The National Cybersecurity Coordination Center at the NSDC of Ukraine, with the support of CRDF Global in Ukraine, held a Vulnerability Disclosure Program (VDP) training event from March 13 to April 20, 2023.

The tenth program in the “Vulnerability Management” series was attended by more than 30 specialized technical specialists representing 20 organizations of the energy sector of Ukraine, including the Ministry of Energy of Ukraine, NNEGC Energoatom, NPC Ukrenergo, regional power distribution companies, etc.

The purpose of such events is to improve practical skills in identifying vulnerabilities in information systems and ensuring comprehensive cybersecurity in the main cybersecurity entities, government agencies, critical infrastructure facilities and other organizations within the framework of public-private partnerships.

"The Vulnerability Management program was created to improve the level of cybersecurity of organizations in various sectors of Ukraine's critical infrastructure by training and upgrading the skills of key cybersecurity professionals in these organizations. It provides clear guidelines and methodologies for identifying and eliminating security vulnerabilities and countering cyber attacks, and helps organizations reduce cyber risks by helping to identify and eliminate vulnerabilities before they are exploited by attackers," Head of the NCSCC Support Service of the NSDC Staff Serhiy Prokopenko said.

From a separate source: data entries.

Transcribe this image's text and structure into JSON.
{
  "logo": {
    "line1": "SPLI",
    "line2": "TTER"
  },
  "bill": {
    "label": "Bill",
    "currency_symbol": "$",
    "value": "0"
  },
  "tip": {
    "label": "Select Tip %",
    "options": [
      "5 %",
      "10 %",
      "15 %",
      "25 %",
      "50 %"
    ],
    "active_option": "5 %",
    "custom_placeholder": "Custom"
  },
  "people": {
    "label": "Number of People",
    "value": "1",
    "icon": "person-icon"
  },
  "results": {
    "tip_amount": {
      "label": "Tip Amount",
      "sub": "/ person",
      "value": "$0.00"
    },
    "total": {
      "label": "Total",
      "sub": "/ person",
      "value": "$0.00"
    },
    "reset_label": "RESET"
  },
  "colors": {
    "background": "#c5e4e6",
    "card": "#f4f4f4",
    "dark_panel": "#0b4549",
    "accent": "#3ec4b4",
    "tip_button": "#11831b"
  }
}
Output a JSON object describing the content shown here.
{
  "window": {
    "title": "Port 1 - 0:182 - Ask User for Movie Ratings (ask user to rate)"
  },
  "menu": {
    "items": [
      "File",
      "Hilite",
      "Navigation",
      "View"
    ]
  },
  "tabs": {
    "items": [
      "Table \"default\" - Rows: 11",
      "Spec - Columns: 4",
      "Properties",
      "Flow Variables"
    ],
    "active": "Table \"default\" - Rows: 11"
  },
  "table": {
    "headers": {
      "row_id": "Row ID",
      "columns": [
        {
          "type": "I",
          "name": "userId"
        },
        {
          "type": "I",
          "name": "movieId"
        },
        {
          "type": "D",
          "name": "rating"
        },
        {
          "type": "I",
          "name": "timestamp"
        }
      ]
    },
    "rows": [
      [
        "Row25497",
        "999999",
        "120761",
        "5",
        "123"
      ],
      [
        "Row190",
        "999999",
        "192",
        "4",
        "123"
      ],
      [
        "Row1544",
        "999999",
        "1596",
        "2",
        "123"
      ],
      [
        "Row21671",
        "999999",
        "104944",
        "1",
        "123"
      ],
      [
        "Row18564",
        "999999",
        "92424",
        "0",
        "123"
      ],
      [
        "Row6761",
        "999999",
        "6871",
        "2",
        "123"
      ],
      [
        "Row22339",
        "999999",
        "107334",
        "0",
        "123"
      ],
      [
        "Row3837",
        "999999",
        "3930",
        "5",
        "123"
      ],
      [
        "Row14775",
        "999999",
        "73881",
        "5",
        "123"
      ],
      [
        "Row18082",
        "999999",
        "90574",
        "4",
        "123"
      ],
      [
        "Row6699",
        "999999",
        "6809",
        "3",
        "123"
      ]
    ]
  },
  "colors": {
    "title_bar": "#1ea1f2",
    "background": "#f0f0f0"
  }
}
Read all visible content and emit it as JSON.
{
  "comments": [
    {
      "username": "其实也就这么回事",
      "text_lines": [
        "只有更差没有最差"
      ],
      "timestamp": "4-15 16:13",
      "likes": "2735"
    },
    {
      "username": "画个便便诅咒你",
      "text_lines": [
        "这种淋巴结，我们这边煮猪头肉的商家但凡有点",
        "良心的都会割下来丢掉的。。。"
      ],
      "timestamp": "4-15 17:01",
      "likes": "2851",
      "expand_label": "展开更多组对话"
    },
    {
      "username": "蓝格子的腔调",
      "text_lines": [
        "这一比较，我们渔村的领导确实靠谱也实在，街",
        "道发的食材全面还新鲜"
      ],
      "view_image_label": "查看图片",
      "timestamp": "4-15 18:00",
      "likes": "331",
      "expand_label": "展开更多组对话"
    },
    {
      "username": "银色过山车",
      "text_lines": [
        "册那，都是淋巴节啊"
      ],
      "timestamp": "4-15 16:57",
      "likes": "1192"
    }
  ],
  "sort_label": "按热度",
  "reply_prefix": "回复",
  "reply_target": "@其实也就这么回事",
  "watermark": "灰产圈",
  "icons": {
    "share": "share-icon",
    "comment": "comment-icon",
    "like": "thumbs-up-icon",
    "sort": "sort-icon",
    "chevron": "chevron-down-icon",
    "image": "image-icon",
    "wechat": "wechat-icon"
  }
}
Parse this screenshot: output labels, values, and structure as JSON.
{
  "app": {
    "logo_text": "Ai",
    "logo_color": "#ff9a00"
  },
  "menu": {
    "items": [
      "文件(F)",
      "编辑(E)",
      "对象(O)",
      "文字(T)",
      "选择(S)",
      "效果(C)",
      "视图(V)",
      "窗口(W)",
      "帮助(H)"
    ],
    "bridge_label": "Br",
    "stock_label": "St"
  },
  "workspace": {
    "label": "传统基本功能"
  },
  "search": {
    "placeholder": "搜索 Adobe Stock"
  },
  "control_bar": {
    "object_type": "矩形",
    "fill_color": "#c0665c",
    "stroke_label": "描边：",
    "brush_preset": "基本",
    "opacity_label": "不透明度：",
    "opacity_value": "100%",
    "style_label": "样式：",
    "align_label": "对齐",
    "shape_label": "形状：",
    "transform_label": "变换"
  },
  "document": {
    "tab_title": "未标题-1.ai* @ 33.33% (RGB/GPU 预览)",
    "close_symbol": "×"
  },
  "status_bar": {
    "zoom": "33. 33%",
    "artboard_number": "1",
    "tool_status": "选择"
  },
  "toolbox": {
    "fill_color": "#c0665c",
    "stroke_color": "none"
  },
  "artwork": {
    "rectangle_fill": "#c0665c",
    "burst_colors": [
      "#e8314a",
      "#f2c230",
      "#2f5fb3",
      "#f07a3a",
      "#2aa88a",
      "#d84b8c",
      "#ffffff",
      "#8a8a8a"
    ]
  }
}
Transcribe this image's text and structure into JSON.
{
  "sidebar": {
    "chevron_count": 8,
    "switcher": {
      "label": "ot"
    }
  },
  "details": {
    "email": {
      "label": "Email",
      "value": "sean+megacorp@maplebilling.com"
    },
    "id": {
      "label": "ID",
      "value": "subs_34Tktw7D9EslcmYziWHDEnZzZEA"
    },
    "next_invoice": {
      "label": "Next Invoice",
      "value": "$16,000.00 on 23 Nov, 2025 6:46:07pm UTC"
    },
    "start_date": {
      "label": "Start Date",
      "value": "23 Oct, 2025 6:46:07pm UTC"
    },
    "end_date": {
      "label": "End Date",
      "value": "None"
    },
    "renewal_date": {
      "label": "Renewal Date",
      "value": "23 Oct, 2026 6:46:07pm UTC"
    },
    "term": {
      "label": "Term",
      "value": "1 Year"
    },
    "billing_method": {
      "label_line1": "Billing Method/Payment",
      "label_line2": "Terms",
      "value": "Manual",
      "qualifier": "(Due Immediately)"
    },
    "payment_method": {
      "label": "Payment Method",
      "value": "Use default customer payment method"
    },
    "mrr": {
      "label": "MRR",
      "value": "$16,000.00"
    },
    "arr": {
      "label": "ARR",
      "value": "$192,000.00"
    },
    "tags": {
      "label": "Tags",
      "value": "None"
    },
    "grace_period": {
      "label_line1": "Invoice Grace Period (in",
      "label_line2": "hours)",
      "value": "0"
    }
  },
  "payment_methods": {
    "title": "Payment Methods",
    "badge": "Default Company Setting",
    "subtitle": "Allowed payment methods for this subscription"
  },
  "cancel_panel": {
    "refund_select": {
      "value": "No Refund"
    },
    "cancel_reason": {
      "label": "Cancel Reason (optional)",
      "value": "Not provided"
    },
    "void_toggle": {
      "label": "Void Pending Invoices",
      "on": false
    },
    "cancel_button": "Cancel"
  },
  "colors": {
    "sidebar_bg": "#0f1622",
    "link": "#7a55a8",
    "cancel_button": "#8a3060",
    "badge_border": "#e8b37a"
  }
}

Serhiy Prokopenko also thanked all the experts for their active participation, as it allowed to raise awareness, develop special practical skills of security professionals and improve cybersecurity programs of critical infrastructure organizations in the future.

The VDP participants showed high interest in solving the tasks and at the final CTF. The winners of the six-week training for energy sector employees received prizes that will help them further develop their professional skills.

The curriculum was designed to meet the requirements of companies and enterprises in the critical infrastructure energy sector that face specific cybersecurity challenges, especially during the Russian aggression.